Three of seven bookstores scheduled to host "American Dirt" author Jeanine Cummins this week have canceled their events — two under the direction of the novel's publisher — following an onslaught of social media criticism from Latino critics, who categorized the book as "racist" and "stereotypical."
The much-anticipated "American Dirt," which was released last Tuesday, was met with a slew of negative reviews and immediately inspired memes and a social media campaign called #DignidadLiteraria, or "literary dignity," that calls for Latinos to share their stories and stage actions to raise awareness in a publishing industry that is 80 percent white.
The book is about a Mexican bookstore owner who migrates toward the U.S. border with her son after her journalist husband and other family members are killed by a ruthless drug cartel.
Following the backlash, prominent Latino stars like Salma Hayek, who had touted the book online, backtracked and apologized for promoting it. Even Oprah Winfrey, who gave the novel her coveted stamp of approval by picking it as her February book club pick, pretty much guaranteeing it to be a bestseller, appears to be moving away from her initial praise. She posted a video Sunday on Instagram saying that while she was "moved" upon first reading the book, she believes "we need to have a different kind of conversation" after reading the various criticism.
Flatiron Books, publisher of "American Dirt," a division of Macmillan, told NBC News on Tuesday that it understands and respects that people are discussing the book and that it has sparked "passionate conversations," but said it had still canceled events at two California bookstores this week — an unprecedented move given that publishers are responsible for marketing their authors' work.
The first event was scheduled for Monday evening at Warwick's, in La Jolla, California. The owners of the bookstore declined to comment, but provided NBC News with a statement from Flatiron Books, which attributed the cancellation to "safety concerns." The second event was scheduled for Tuesday evening at Vroman's Bookstore in Pasadena, which posted a brief online statement confirming that Flatiron Books had canceled the event.
Flatiron Books did not immediately respond to NBC News about either of these cancellations.
"In the end the publisher has canceled the event but not before our staff and our community engaged in critical conversations about immigration, the horrible atrocity happening at the U.S. border by the U.S. government, freedom of speech and own voices," read the statement from Vroman's Bookstore. "For these conversations we are grateful and we hope they continue."

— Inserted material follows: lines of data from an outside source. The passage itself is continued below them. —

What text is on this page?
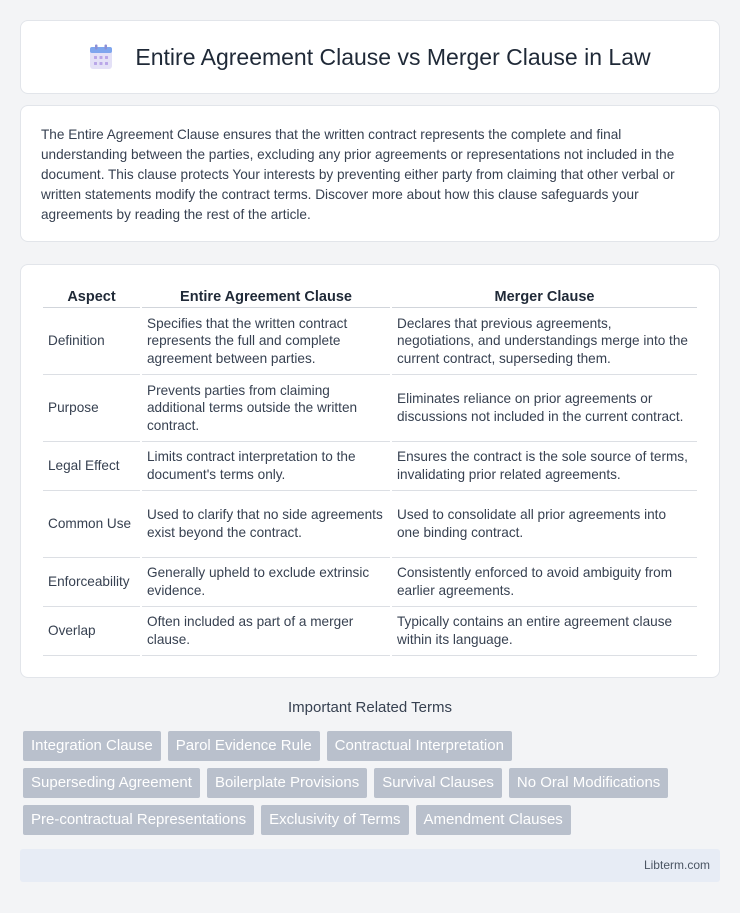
Entire Agreement Clause vs Merger Clause in Law

The Entire Agreement Clause ensures that the written contract represents the complete and final understanding between the parties, excluding any prior agreements or representations not included in the document. This clause protects Your interests by preventing either party from claiming that other verbal or written statements modify the contract terms. Discover more about how this clause safeguards your agreements by reading the rest of the article.

Aspect	Entire Agreement Clause	Merger Clause
Definition	Specifies that the written contract represents the full and complete agreement between parties.	Declares that previous agreements, negotiations, and understandings merge into the current contract, superseding them.
Purpose	Prevents parties from claiming additional terms outside the written contract.	Eliminates reliance on prior agreements or discussions not included in the current contract.
Legal Effect	Limits contract interpretation to the document's terms only.	Ensures the contract is the sole source of terms, invalidating prior related agreements.
Common Use	Used to clarify that no side agreements exist beyond the contract.	Used to consolidate all prior agreements into one binding contract.
Enforceability	Generally upheld to exclude extrinsic evidence.	Consistently enforced to avoid ambiguity from earlier agreements.
Overlap	Often included as part of a merger clause.	Typically contains an entire agreement clause within its language.
Important Related Terms
Integration Clause	Parol Evidence Rule	Contractual Interpretation
Superseding Agreement	Boilerplate Provisions	Survival Clauses	No Oral Modifications
Pre-contractual Representations	Exclusivity of Terms	Amendment Clauses
Libterm.com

Another author event, scheduled for Sunday at Left Bank Books in St. Louis, was also canceled. The decision, however, was made by the bookstore's owners, not Flatiron Books.
Kris Kleindienst, co-owner of Left Bank Books, told NBC News that although the staff initially attempted to "adapt the format of the event to address the reasonable criticisms raised by members of the Latinx community," the bookstore ultimately didn't have the resources, including facilitators and a de-escalation plan, to make the event "meaningful." Instead, she said the bookstore is looking at future programming to make sure it "makes space for all" as it "processes community feedback."
Not everyone was thrilled with Left Bank Books' decision to cancel the event, however.
"We've been criticized for enabling censorship and caving into cancel culture," Kleindienst said. "I feel strongly that we did neither and that, instead, we postponed this conversation until we could have it in a responsible way, a way that doesn't inflict more pain."
According to a representative from Book Passage in Corte Madera, an event set for Wednesday with Cummins will take place as scheduled.